Anyone knows why? Perhaps I should declare MOTOR_CURRENT_CAL as unsigned int instead?

/Jakob Selbing

> Anyone knows why?

Because it's C.

You've got a signed and an unsigned value in your first expression
that are equal in the size of their types (the C standard calls that
"conversion rank"), so the integer conversion rules mandate that the
signed operand be converted to unsigned first (*), so your entire
expression will become unsigned.
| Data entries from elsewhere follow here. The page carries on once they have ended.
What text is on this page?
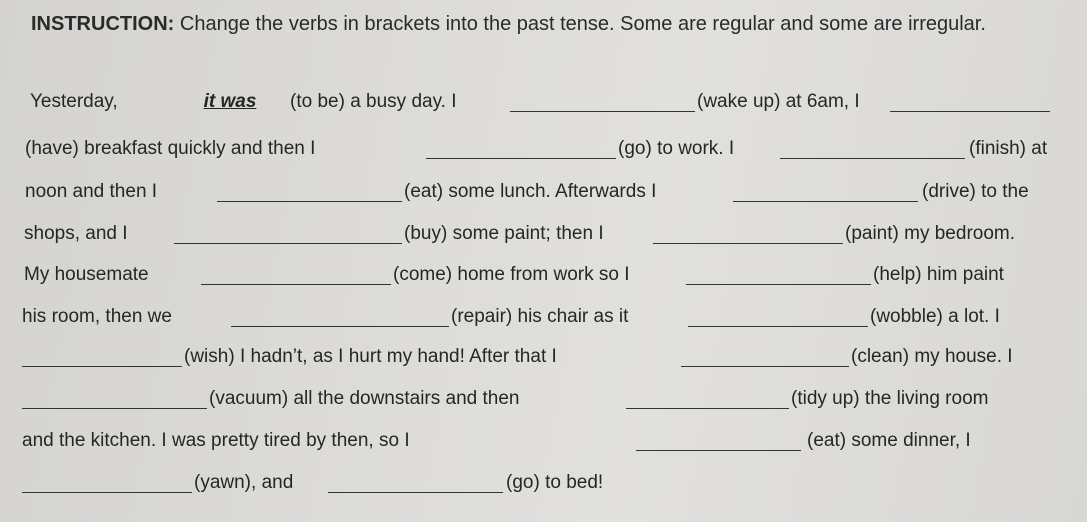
INSTRUCTION: Change the verbs in brackets into the past tense. Some are regular and some are irregular.
Yesterday,	it was	(to be) a busy day. I	(wake up) at 6am, I
(have) breakfast quickly and then I	(go) to work. I	(finish) at
noon and then I	(eat) some lunch. Afterwards I	(drive) to the
shops, and I	(buy) some paint; then I	(paint) my bedroom.
My housemate	(come) home from work so I	(help) him paint
his room, then we	(repair) his chair as it	(wobble) a lot. I
(wish) I hadn’t, as I hurt my hand! After that I	(clean) my house. I
(vacuum) all the downstairs and then	(tidy up) the living room
and the kitchen. I was pretty tired by then, so I	(eat) some dinner, I
(yawn), and	(go) to bed!
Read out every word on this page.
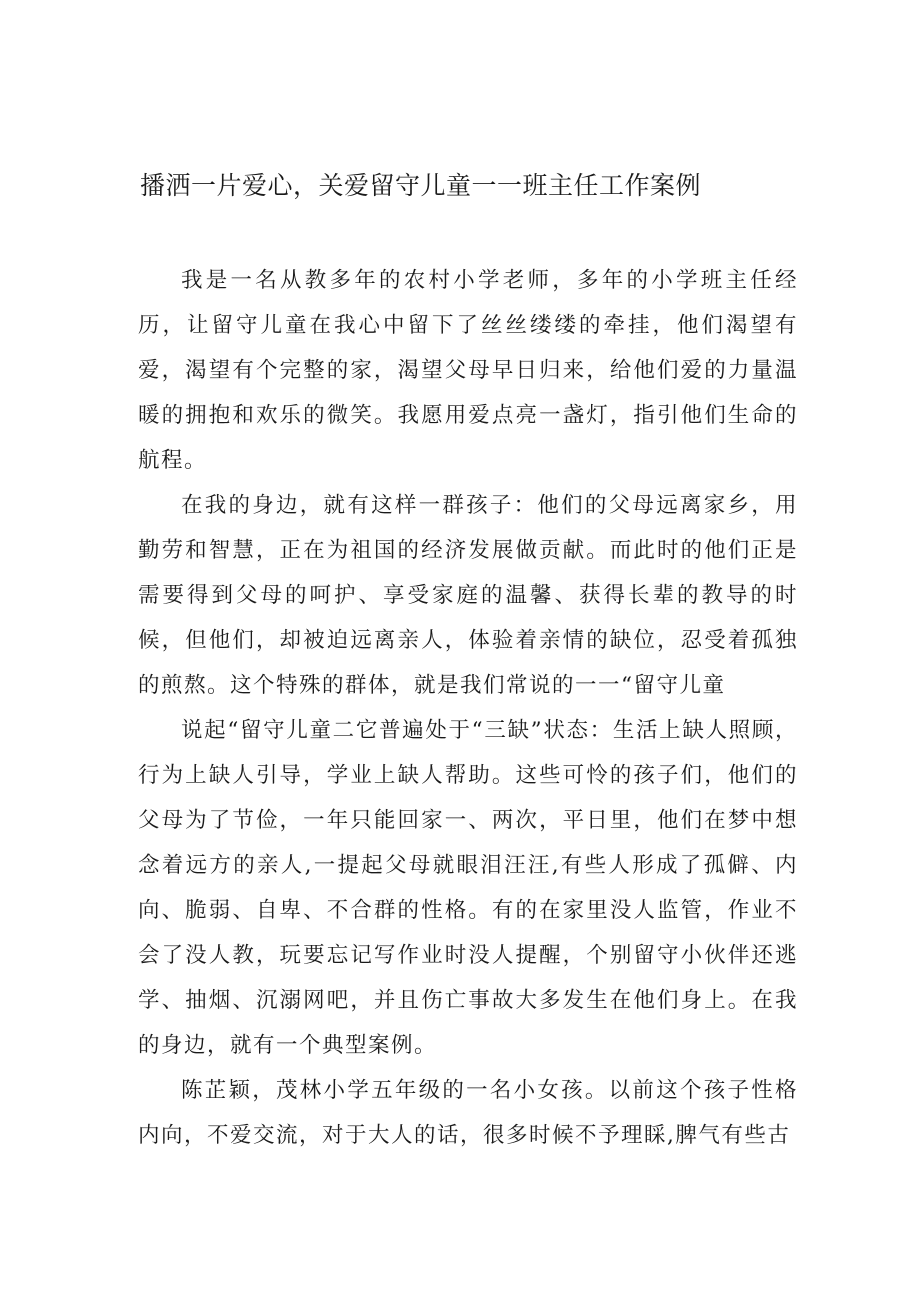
播洒一片爱心，关爱留守儿童一一班主任工作案例

我是一名从教多年的农村小学老师，多年的小学班主任经历，让留守儿童在我心中留下了丝丝缕缕的牵挂，他们渴望有爱，渴望有个完整的家，渴望父母早日归来，给他们爱的力量温暖的拥抱和欢乐的微笑。我愿用爱点亮一盏灯，指引他们生命的航程。

在我的身边，就有这样一群孩子：他们的父母远离家乡，用勤劳和智慧，正在为祖国的经济发展做贡献。而此时的他们正是需要得到父母的呵护、享受家庭的温馨、获得长辈的教导的时候，但他们，却被迫远离亲人，体验着亲情的缺位，忍受着孤独的煎熬。这个特殊的群体，就是我们常说的一一“留守儿童

说起“留守儿童二它普遍处于“三缺”状态：生活上缺人照顾，行为上缺人引导，学业上缺人帮助。这些可怜的孩子们，他们的父母为了节俭，一年只能回家一、两次，平日里，他们在梦中想念着远方的亲人,一提起父母就眼泪汪汪,有些人形成了孤僻、内向、脆弱、自卑、不合群的性格。有的在家里没人监管，作业不会了没人教，玩要忘记写作业时没人提醒，个别留守小伙伴还逃学、抽烟、沉溺网吧，并且伤亡事故大多发生在他们身上。在我的身边，就有一个典型案例。

陈芷颖，茂林小学五年级的一名小女孩。以前这个孩子性格内向，不爱交流，对于大人的话，很多时候不予理睬,脾气有些古
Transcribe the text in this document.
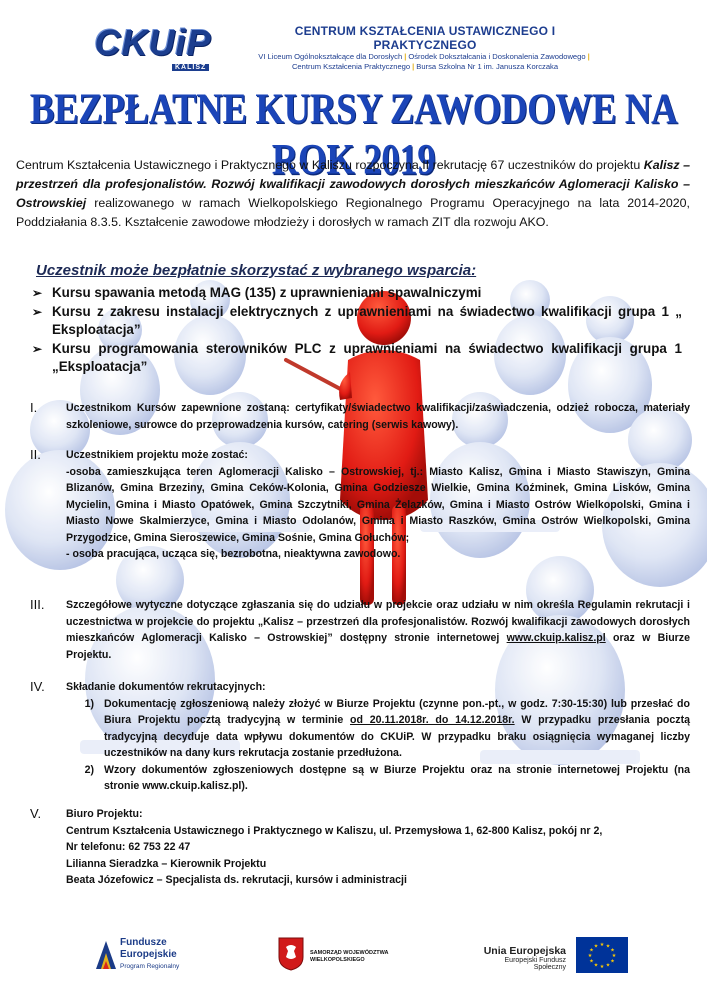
CKUiP
KALISZ
CENTRUM KSZTAŁCENIA USTAWICZNEGO I PRAKTYCZNEGO
VI Liceum Ogólnokształcące dla Dorosłych | Ośrodek Dokształcania i Doskonalenia Zawodowego |
Centrum Kształcenia Praktycznego | Bursa Szkolna Nr 1 im. Janusza Korczaka
BEZPŁATNE KURSY ZAWODOWE NA ROK 2019
Centrum Kształcenia Ustawicznego i Praktycznego w Kaliszu rozpoczyna II rekrutację 67 uczestników do projektu Kalisz – przestrzeń dla profesjonalistów. Rozwój kwalifikacji zawodowych dorosłych mieszkańców Aglomeracji Kalisko – Ostrowskiej realizowanego w ramach Wielkopolskiego Regionalnego Programu Operacyjnego na lata 2014-2020, Poddziałania 8.3.5. Kształcenie zawodowe młodzieży i dorosłych w ramach ZIT dla rozwoju AKO.
Uczestnik może bezpłatnie skorzystać z wybranego wsparcia:
➢ Kursu spawania metodą MAG (135) z uprawnieniami spawalniczymi
➢ Kursu z zakresu instalacji elektrycznych z uprawnieniami na świadectwo kwalifikacji grupa 1 „ Eksploatacja”
➢ Kursu programowania sterowników PLC z uprawnieniami na świadectwo kwalifikacji grupa 1 „Eksploatacja”
I.	Uczestnikom Kursów zapewnione zostaną: certyfikaty/świadectwo kwalifikacji/zaświadczenia, odzież robocza, materiały szkoleniowe, surowce do przeprowadzenia kursów, catering (serwis kawowy).

II.	Uczestnikiem projektu może zostać:

-osoba zamieszkująca teren Aglomeracji Kalisko – Ostrowskiej, tj.: Miasto Kalisz, Gmina i Miasto Stawiszyn, Gmina Blizanów, Gmina Brzeziny, Gmina Ceków-Kolonia, Gmina Godziesze Wielkie, Gmina Koźminek, Gmina Lisków, Gmina Mycielin, Gmina i Miasto Opatówek, Gmina Szczytniki, Gmina Żelazków, Gmina i Miasto Ostrów Wielkopolski, Gmina i Miasto Nowe Skalmierzyce, Gmina i Miasto Odolanów, Gmina i Miasto Raszków, Gmina Ostrów Wielkopolski, Gmina Przygodzice, Gmina Sieroszewice, Gmina Sośnie, Gmina Gołuchów;

- osoba pracująca, ucząca się, bezrobotna, nieaktywna zawodowo.

III.	Szczegółowe wytyczne dotyczące zgłaszania się do udziału w projekcie oraz udziału w nim określa Regulamin rekrutacji i uczestnictwa w projekcie do projektu „Kalisz – przestrzeń dla profesjonalistów. Rozwój kwalifikacji zawodowych dorosłych mieszkańców Aglomeracji Kalisko – Ostrowskiej” dostępny stronie internetowej www.ckuip.kalisz.pl oraz w Biurze Projektu.

IV.	Składanie dokumentów rekrutacyjnych:

1) Dokumentację zgłoszeniową należy złożyć w Biurze Projektu (czynne pon.-pt., w godz. 7:30-15:30) lub przesłać do Biura Projektu pocztą tradycyjną w terminie od 20.11.2018r. do 14.12.2018r. W przypadku przesłania pocztą tradycyjną decyduje data wpływu dokumentów do CKUiP. W przypadku braku osiągnięcia wymaganej liczby uczestników na dany kurs rekrutacja zostanie przedłużona.
2) Wzory dokumentów zgłoszeniowych dostępne są w Biurze Projektu oraz na stronie internetowej Projektu (na stronie www.ckuip.kalisz.pl).
V.	Biuro Projektu:

Centrum Kształcenia Ustawicznego i Praktycznego w Kaliszu, ul. Przemysłowa 1, 62-800 Kalisz, pokój nr 2,

Nr telefonu: 62 753 22 47

Lilianna Sieradzka – Kierownik Projektu

Beata Józefowicz – Specjalista ds. rekrutacji, kursów i administracji

Fundusze
Europejskie
Program Regionalny
SAMORZĄD WOJEWÓDZTWA
WIELKOPOLSKIEGO
Unia Europejska
Europejski Fundusz Społeczny
★ ★
★
★
★
★
★
★
★
★
★
★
Obviously, the formerly negative
number will become a large positive number that way.

This kind of conversion problems is usually a hint that something in
your logic might be flawed, so double-check the corner cases for each
possible argument value.

(*) That is a bit shortened compared to the standard, but it's the way
things happen in our common two's complement binary integer world.

Jörg Wunsch

Please don't send me PMs, use email if you want to approach me personally.

dl8dtl wrote:
> Anyone knows why?
This kind of conversion problems is usually a hint that something in
your logic might be flawed, so double-check the corner cases for each
possible argument value.

Well I don't see the logic flaw. That's why I find the behaviour strange. The nominator can be both negative and positive, but the denominator is always positive. And further, C seems to handle conversions more intelligently. E.g. when multiplying one signed and one unsigned variable, the result is correct (I think...?).

/Jakob Selbing

Even if the denominator can only be positive, it makes no sense if it
is allowed to become larger than the nominator. But as the only point
in using an unsigned type is to gain the space of the sign bit for
twice as many possible unsigned values, what's the point of using an
unsigned type for the denominator then? Use a signed type, and you're
done. After all, signed types can hold positive values as well, not
only negative ones. ;-)

> E.g. when multiplying one signed and one unsigned variable, the
> result is correct

The same conversions will apply there. But of course, if you're
converting the (implicitly unsigned) result of the right-hand side of
the expression to a signed int on the left-hand side, you won't notice
the operation was actually as an unsigned type initially, as
converting the large unsigned result bit pattern back to a signed
interpretation will yield your negative number you've been interested
in.

Jörg Wunsch

Please don't send me PMs, use email if you want to approach me personally.